As regular readers of this blog know, I’m not a big fan of self-promotion. Personally, I just want to write, try to sell stories and novels, and that’s it. Unfortunately, in this digital day and age, you can’t do that.
I knew I’d eventually need a website but kept putting it off. Finally, about a year and a half ago, I broke down and realized I just needed to do it, jump in with both feet.
Only I didn’t want to spend money (who does?). After all, what would I be spending money on exactly? It wasn’t like I had a book to promote. Hell, I hadn’t sold a story in over a year, so I had nothing to promote on that end either.
But still, that inevitable hyphenated word: web-presence.
I started out with Blogger.

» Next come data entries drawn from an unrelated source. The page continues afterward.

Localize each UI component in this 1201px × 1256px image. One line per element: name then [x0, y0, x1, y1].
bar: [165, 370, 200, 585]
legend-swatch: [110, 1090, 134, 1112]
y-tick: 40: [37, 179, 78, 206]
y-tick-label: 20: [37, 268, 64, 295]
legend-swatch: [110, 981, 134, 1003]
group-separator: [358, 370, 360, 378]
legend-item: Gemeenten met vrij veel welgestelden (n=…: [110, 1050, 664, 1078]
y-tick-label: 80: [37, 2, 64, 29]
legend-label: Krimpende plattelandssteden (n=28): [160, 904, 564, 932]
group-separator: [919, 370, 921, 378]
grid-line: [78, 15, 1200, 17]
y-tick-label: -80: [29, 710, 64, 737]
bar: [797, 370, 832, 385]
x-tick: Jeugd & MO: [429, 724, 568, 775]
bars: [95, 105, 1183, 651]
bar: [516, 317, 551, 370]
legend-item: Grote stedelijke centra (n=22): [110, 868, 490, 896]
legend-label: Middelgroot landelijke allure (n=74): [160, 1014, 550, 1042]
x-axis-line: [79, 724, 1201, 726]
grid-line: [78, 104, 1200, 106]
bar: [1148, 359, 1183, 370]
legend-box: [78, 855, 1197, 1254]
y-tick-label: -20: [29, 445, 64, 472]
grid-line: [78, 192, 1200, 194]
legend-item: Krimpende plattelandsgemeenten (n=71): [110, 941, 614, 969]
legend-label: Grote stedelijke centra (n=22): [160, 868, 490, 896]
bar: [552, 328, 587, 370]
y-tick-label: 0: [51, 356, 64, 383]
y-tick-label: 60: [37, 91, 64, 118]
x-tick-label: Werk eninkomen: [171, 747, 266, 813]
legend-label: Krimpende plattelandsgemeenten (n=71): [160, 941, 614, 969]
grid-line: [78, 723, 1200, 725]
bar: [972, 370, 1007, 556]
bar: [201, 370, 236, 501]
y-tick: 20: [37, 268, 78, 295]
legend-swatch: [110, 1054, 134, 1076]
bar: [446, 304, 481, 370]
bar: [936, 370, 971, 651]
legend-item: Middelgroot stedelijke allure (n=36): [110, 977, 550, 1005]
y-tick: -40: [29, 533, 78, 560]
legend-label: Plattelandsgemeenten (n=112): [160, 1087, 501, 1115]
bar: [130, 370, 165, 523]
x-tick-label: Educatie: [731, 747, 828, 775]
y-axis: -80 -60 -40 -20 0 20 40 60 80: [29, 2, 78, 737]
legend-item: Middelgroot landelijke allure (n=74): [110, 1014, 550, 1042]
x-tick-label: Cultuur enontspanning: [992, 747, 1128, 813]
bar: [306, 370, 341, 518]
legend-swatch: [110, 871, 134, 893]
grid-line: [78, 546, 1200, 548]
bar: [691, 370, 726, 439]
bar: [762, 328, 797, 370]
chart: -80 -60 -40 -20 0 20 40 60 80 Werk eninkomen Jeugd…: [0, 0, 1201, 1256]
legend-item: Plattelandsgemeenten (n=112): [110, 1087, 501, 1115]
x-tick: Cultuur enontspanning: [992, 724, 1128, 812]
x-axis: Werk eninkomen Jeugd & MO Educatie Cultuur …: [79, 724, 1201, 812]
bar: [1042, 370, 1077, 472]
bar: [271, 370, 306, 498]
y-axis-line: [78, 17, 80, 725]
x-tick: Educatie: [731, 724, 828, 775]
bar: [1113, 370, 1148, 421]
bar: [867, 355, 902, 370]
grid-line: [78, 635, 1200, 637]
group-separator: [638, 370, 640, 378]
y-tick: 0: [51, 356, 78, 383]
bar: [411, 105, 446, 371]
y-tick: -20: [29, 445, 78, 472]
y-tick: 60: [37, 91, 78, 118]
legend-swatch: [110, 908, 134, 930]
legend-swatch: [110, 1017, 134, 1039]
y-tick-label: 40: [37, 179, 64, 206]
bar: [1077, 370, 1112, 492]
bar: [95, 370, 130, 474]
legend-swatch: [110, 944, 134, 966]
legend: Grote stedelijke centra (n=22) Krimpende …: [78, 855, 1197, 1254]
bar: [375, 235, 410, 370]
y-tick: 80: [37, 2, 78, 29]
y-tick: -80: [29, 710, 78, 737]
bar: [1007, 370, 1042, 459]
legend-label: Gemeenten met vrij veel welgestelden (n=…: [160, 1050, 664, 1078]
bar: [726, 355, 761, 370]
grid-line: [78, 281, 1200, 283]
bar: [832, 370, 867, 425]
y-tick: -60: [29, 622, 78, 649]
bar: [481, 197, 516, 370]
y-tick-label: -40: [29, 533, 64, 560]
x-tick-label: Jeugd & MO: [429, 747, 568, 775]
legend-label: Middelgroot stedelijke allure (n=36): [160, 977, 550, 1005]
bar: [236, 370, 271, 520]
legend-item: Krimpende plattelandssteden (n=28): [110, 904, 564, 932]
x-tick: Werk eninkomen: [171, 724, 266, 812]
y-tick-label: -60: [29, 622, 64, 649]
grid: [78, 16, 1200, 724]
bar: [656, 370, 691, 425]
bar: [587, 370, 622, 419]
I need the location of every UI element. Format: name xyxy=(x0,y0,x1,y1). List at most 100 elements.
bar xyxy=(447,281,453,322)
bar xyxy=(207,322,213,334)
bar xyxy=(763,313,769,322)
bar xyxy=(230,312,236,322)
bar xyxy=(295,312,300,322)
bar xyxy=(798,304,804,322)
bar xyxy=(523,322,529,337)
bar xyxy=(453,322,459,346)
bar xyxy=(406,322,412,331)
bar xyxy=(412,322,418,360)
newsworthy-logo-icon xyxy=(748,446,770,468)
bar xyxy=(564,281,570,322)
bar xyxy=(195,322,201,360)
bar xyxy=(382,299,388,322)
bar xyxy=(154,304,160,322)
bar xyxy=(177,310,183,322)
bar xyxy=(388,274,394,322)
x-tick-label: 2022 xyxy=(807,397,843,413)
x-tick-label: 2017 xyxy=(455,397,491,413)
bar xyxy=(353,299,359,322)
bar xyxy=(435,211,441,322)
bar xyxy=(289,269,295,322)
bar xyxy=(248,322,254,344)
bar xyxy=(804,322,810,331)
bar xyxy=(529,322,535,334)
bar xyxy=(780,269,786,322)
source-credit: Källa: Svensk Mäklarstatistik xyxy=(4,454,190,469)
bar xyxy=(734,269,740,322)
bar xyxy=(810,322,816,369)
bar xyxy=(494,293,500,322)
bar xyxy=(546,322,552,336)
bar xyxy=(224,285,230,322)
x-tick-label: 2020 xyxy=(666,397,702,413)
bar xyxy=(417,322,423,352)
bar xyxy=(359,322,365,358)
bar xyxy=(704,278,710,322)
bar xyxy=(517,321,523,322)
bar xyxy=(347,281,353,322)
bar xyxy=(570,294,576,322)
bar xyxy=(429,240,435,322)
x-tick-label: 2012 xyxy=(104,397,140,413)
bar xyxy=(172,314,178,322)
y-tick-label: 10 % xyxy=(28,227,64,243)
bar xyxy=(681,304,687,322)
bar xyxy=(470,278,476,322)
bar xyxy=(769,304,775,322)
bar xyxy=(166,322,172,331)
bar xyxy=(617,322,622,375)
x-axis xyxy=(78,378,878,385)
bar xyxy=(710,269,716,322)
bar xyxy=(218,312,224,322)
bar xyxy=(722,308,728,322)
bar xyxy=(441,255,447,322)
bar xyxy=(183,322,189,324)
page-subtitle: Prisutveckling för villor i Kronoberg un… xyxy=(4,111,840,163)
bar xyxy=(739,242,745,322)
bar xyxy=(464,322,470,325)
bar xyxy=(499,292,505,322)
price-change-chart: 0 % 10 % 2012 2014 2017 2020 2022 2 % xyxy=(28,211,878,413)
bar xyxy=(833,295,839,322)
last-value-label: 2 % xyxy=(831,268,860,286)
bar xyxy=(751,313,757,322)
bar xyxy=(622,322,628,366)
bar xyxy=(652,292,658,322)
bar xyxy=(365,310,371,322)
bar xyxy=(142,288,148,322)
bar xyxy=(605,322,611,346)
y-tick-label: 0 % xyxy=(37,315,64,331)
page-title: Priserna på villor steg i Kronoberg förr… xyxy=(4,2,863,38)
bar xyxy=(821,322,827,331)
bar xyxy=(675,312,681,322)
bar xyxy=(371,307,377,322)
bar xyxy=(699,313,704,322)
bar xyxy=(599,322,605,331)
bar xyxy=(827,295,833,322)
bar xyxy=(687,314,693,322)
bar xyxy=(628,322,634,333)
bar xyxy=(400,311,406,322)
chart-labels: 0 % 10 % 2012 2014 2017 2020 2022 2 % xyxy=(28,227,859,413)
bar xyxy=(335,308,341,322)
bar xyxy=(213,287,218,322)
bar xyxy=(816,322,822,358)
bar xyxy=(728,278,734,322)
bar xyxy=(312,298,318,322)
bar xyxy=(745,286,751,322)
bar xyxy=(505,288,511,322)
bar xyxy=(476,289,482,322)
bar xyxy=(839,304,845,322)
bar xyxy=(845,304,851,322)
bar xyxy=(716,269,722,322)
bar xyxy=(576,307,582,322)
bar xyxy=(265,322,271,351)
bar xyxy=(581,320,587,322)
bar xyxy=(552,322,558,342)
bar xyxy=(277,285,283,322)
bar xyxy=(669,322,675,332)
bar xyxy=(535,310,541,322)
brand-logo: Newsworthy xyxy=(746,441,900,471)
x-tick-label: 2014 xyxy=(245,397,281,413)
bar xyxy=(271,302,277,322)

I liked the setup. Stayed with that for a few weeks. Thought I'd be happy.
Then I came across WordPress. I liked that setup even better. It made it look less like a blog and more like a website … while still being a blog. So I switched over.
In the back of my mind I always knew I wanted to have an actual website, my own domain, all of that. I had even considered buying a domain through WordPress, which would have been cheap, but I still would have been hosted by WordPress. Which meant I was limited in what I could and could not do without having to pay an upgrade.
And then this Norton deal came along, and Joe Konrath was telling me about this whole self-employment tax, how the government is basically going to try to screw me out of as much money as possible, so I had to be sure to write off every single thing that could be construed as a business expense, keep the receipts, keep logs, etc.
(Which I’ve dutifully been doing, thank you very much.)
And then I thought, shit, I jumped in with two feet before, why not do it again?
So I found hosting, bought a domain, and now here we are.
I could have gone many different routes with this website. I could have had just a nice shiny site created professionally. Trust me, I was tempted. There are some web designers out there that I absolutely adore. Their sites come off looking so clean and crisp and fresh.
But, for the most part, they remain static.
They get updated every once in awhile.
There might be a link to the writer’s blog, where the visitors are ferried away to yet another site, mostly to Blogger which is – surprise, surprise – free.
So that’s where most of the visitors, in my mind at least, end up.
At the free blog, the one the author updates regularly, and not to main website, the one that author is paying a pretty penny to keep maintained.
See where I’m going with this?
My philosophy with having a website is that readers and visitors or whoever can come across it and see that it’s fresh, updated, coherent. That’s where they come and that’s where they keep returning (hopefully).
Not to a website that hasn’t been updated in six months.
Not to a website that has links that are outdated and lead absolutely nowhere.
Not to a website that leads to another website that leads to another website that leads to another website.
(Okay, I'm exaggerating with that last one, sorry.)
Not that there’s anything wrong with any of those scenarios, of course, but that’s just not what I’m going for here.
You see, I’ve come to understand lurker are quite lazy.
They don’t like working for what they want.
They don’t like clicking on more links than they have to.
So if they come to a writer’s website and see a static page, they might happen to notice the link on the sidebar that directs them to that writer’s blog or LiveJournal or whatever.
Nine times out of ten, that person will probably click on that link.
Then again, they might decide it just isn’t worth it, that they’re much too busy, and go elsewhere.
I wanted this website – this fabulous www.robertswartwood.com – to be the one-stop place for all things me.
My hope is to update regularly, at least once a week if not more. I keep the Announcements box at the top of the sidebar, and you’d be amazed how many more links are clicked there than anywhere else on the website. I also plan to expand the Hint Fiction page (with what, I’m not sure yet, but as the weeks and months lead up to the eventual release of the anthology, it will definitely be going through some changes).
Are there things I’d like to do with this website that I can’t do right now?
Of course.
But I’m not a web designer. I can barely understand HTML code. To even get a hint I'd have to read one of those HTML for dummies for dummies for dummies.
And I don't know if that book's even exists.
Hmm -- maybe there's my next book idea ...
(Oh, and the picture? We're turtle-sitting for friends. His name is Franklin. He's not mutant, nor is he a ninja, but he is pretty friggin cool. Cowabunga, dude!)